DASEIN

 

Es un término alemán que refleja el “estar siendo” / “ser-ahí”

El filósofo Martin Heidegger lo usó para caracterizar la existencia del ser en el mundo.

 Abrí los ojos hace unos segundos. Me hallé en medio de un camino de tierra inmenso, largo y sin destino aparente. Mis ojos me pican por las ramas de pinos a orillas del camino. Más al fondo hay montañas completamente nevadas. Me invade una terrible jaqueca, es un puntazo que ingresa dentro de las pupilas de mis ojos, atraviesa mi sien, ingresando por la corteza, terminando por el cerebelo, y se libera por la columna vertebral.

Mi cuerpo tiembla, estoy transpirado, mojado, pegajoso. Siento que me voy a pegar contra una superficie de este territorio extraño. Me cuesta describir lo que siento. Escucho sonidos de pasos que no son míos cuando intento caminar. La angustia es muy profunda. Quiero caminar. ¡Yo sé caminar! No puedo pronunciar palabras ni conectar sílabas en mi mente.
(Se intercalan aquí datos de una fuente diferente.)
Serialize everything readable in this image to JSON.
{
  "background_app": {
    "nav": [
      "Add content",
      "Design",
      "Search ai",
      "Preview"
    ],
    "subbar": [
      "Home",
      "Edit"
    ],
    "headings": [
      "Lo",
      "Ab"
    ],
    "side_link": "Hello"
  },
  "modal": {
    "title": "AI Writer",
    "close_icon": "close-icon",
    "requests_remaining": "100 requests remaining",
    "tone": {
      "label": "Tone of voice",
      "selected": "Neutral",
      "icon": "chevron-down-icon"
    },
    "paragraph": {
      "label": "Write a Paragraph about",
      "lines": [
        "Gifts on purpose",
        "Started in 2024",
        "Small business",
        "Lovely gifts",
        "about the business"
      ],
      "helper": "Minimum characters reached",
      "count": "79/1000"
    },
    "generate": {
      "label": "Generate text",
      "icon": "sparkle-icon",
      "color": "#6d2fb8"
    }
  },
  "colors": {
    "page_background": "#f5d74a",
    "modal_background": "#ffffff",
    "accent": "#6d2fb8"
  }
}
No sé quién es este ser que soy ahora mismo. Grito sin parar, pero es el silencio lo que sale. ¡No es posible! Yo sé las palabras, las he aprendido una vez, en aquel tiempo, en aquel lugar.

Caigo de rodillas al suelo. Esta vez, las primeras palabras van llegando a mi cerebro hasta mi boca de forma tan veloz que apenas puedo ser consciente de ello. Vocifero en voz alta y con tenacidad:

 — ¿Dónde estoy? ¿Soy? ¿Existo? Por favor, ayúdenme.

Unas carcajadas se hacen ecos de mis apuradas primeras palabras. Una persona vestida de traje austero, apoyada en uno de los pinos, me mira fijo, pero no de forma acosadora ni vanidosa. Su mirada me tranquiliza. Esos ojos… esos hermosos ojos… Puedo ver en ellos las montañas reflejadas. Da unos pasos y se para a unos centímetros de mí.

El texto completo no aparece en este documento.